Sud Quotidien
Des feux rouges brisés, des pneus et des véhicules incendiés, des ordures ménagères versées partout sur les chaussées, une odeur âcre de grenades lacrymogènes rend l'air irrespirable. C'est dans cette atmosphère très lourde que Dakar a vécu la journée d'hier, mercredi 21 novembre.
jeudi 22 novembre 2007
La capitale sénégalaise a été assiégée par des marchands ambulants qui manifestaient leur colère face aux mesures de déguerpissement décidées récemment par la plus haute autorité de l'Etat pour faire de Dakar “une ville moderne” , selon les propres termes du chef de l'Etat, Me Abdoulaye Wade.
Dakar brûle ! Les marchands ambulants ont tout simplement assiégé la capitale sénégalaise à leur manière. Mécontents certainement des mesures prises récemment par l'Etat de les déguerpir des artères du centre-ville, ils sont spontanément sortis dans la rue pour manifester leur colère, brûlant des pneus, incendiant des poubelles, déversant sur la chaussée les sachets en plastique contenant les ordures ménagères, etc. En l'espace de quelques minutes, toute la ville de Dakar avait l'image d'une ville en flammes. Les nuages de fumées s'élevaient de partout. Et les populations riveraines, sans se faire prier, entraient spontanément dans la danse pour décrier leur ras-le-bol.
“Dafa diot !“ Il était temps, lance une dame, le dos bien ceinturé par un foulard. “Nous sommes fatigués. Nous n'arrivons plus à joindre les deux bouts. Nous avions beaucoup d'espoir avec Wade. Mais depuis son accession à la tête de l'Etat, la situation économique et sociale s'est gravement détériorée. Ce qui le préoccupe, lui, c'est de construire des routes. Or, celui qui n'a pas de quoi nourrir ses enfants n'empruntera jamais ces auto-routes à péage“, renchérit un autre manifestant. Surexcités par la présence des caméras, certains jeunes se déchaînent. “Nous sommes des transporteurs.
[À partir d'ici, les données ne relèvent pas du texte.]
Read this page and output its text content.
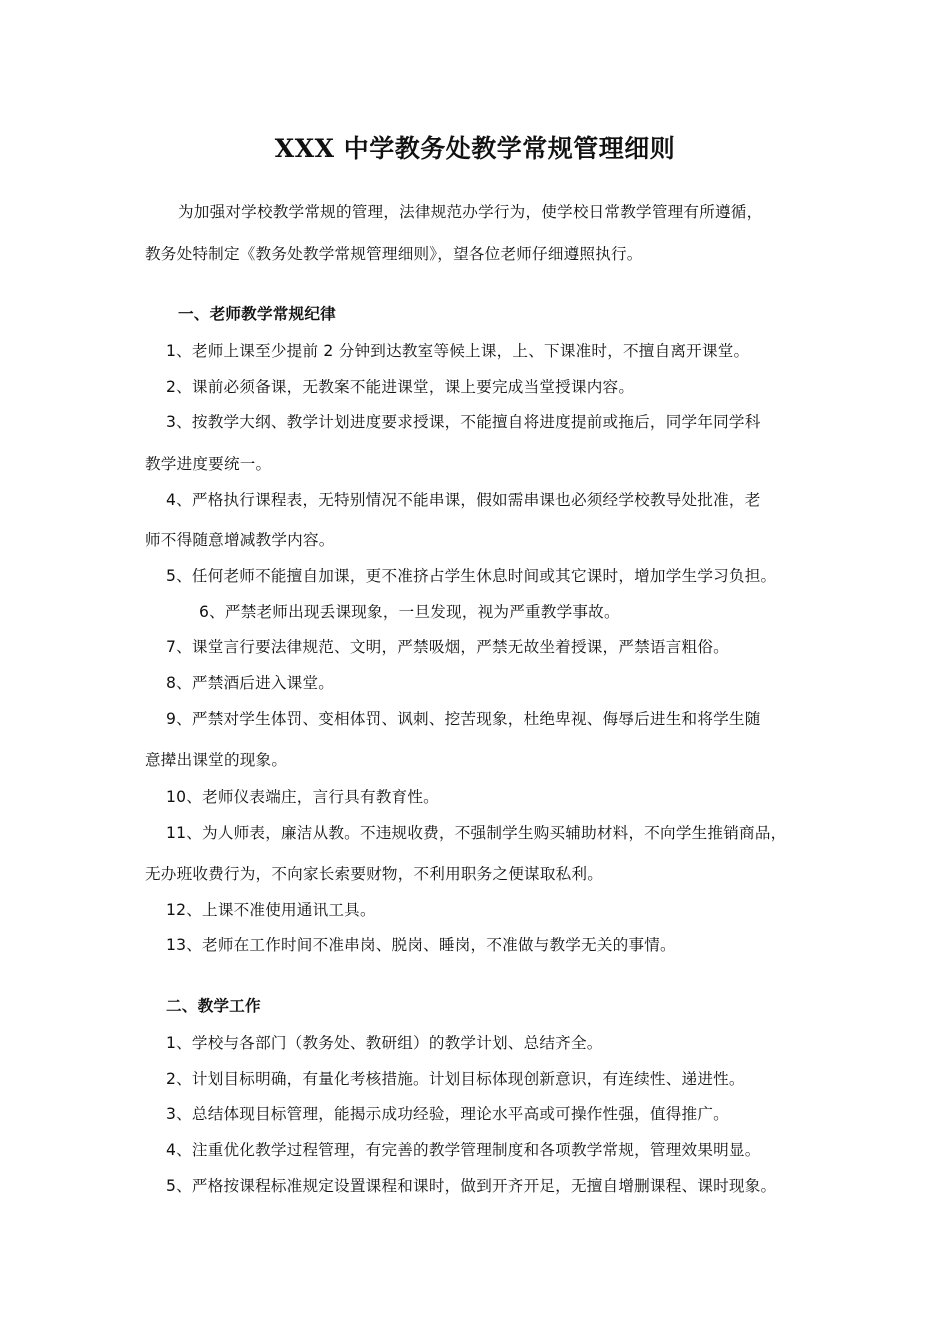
XXX 中学教务处教学常规管理细则
为加强对学校教学常规的管理，法律规范办学行为，使学校日常教学管理有所遵循，
教务处特制定《教务处教学常规管理细则》，望各位老师仔细遵照执行。
一、老师教学常规纪律
1、老师上课至少提前 2 分钟到达教室等候上课，上、下课准时，不擅自离开课堂。
2、课前必须备课，无教案不能进课堂，课上要完成当堂授课内容。
3、按教学大纲、教学计划进度要求授课，不能擅自将进度提前或拖后，同学年同学科
教学进度要统一。
4、严格执行课程表，无特别情况不能串课，假如需串课也必须经学校教导处批准，老
师不得随意增减教学内容。
5、任何老师不能擅自加课，更不准挤占学生休息时间或其它课时，增加学生学习负担。
6、严禁老师出现丢课现象，一旦发现，视为严重教学事故。
7、课堂言行要法律规范、文明，严禁吸烟，严禁无故坐着授课，严禁语言粗俗。
8、严禁酒后进入课堂。
9、严禁对学生体罚、变相体罚、讽刺、挖苦现象，杜绝卑视、侮辱后进生和将学生随
意撵出课堂的现象。
10、老师仪表端庄，言行具有教育性。
11、为人师表，廉洁从教。不违规收费，不强制学生购买辅助材料，不向学生推销商品，
无办班收费行为，不向家长索要财物，不利用职务之便谋取私利。
12、上课不准使用通讯工具。
13、老师在工作时间不准串岗、脱岗、睡岗，不准做与教学无关的事情。
二、教学工作
1、学校与各部门（教务处、教研组）的教学计划、总结齐全。
2、计划目标明确，有量化考核措施。计划目标体现创新意识，有连续性、递进性。
3、总结体现目标管理，能揭示成功经验，理论水平高或可操作性强，值得推广。
4、注重优化教学过程管理，有完善的教学管理制度和各项教学常规，管理效果明显。
5、严格按课程标准规定设置课程和课时，做到开齐开足，无擅自增删课程、课时现象。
Je veux que vous sachiez que le sucre que nous produisons ici au Sénégal est vendu à 450 F Cfa au Mali contre 650 F Cfa chez nous. Pourquoi ? Le gaz transitant par Dakar coûte 2100 F à Bamako contre 2700 F chez nous. Pourquoi ? Lu tax ?“ s'exclame un apprenti de car rapide, avant d'être porté comme un héros par l'assistance. Pourtant le pare-brise de son autocar portait des stigmates des pierres balancées par des manifestants.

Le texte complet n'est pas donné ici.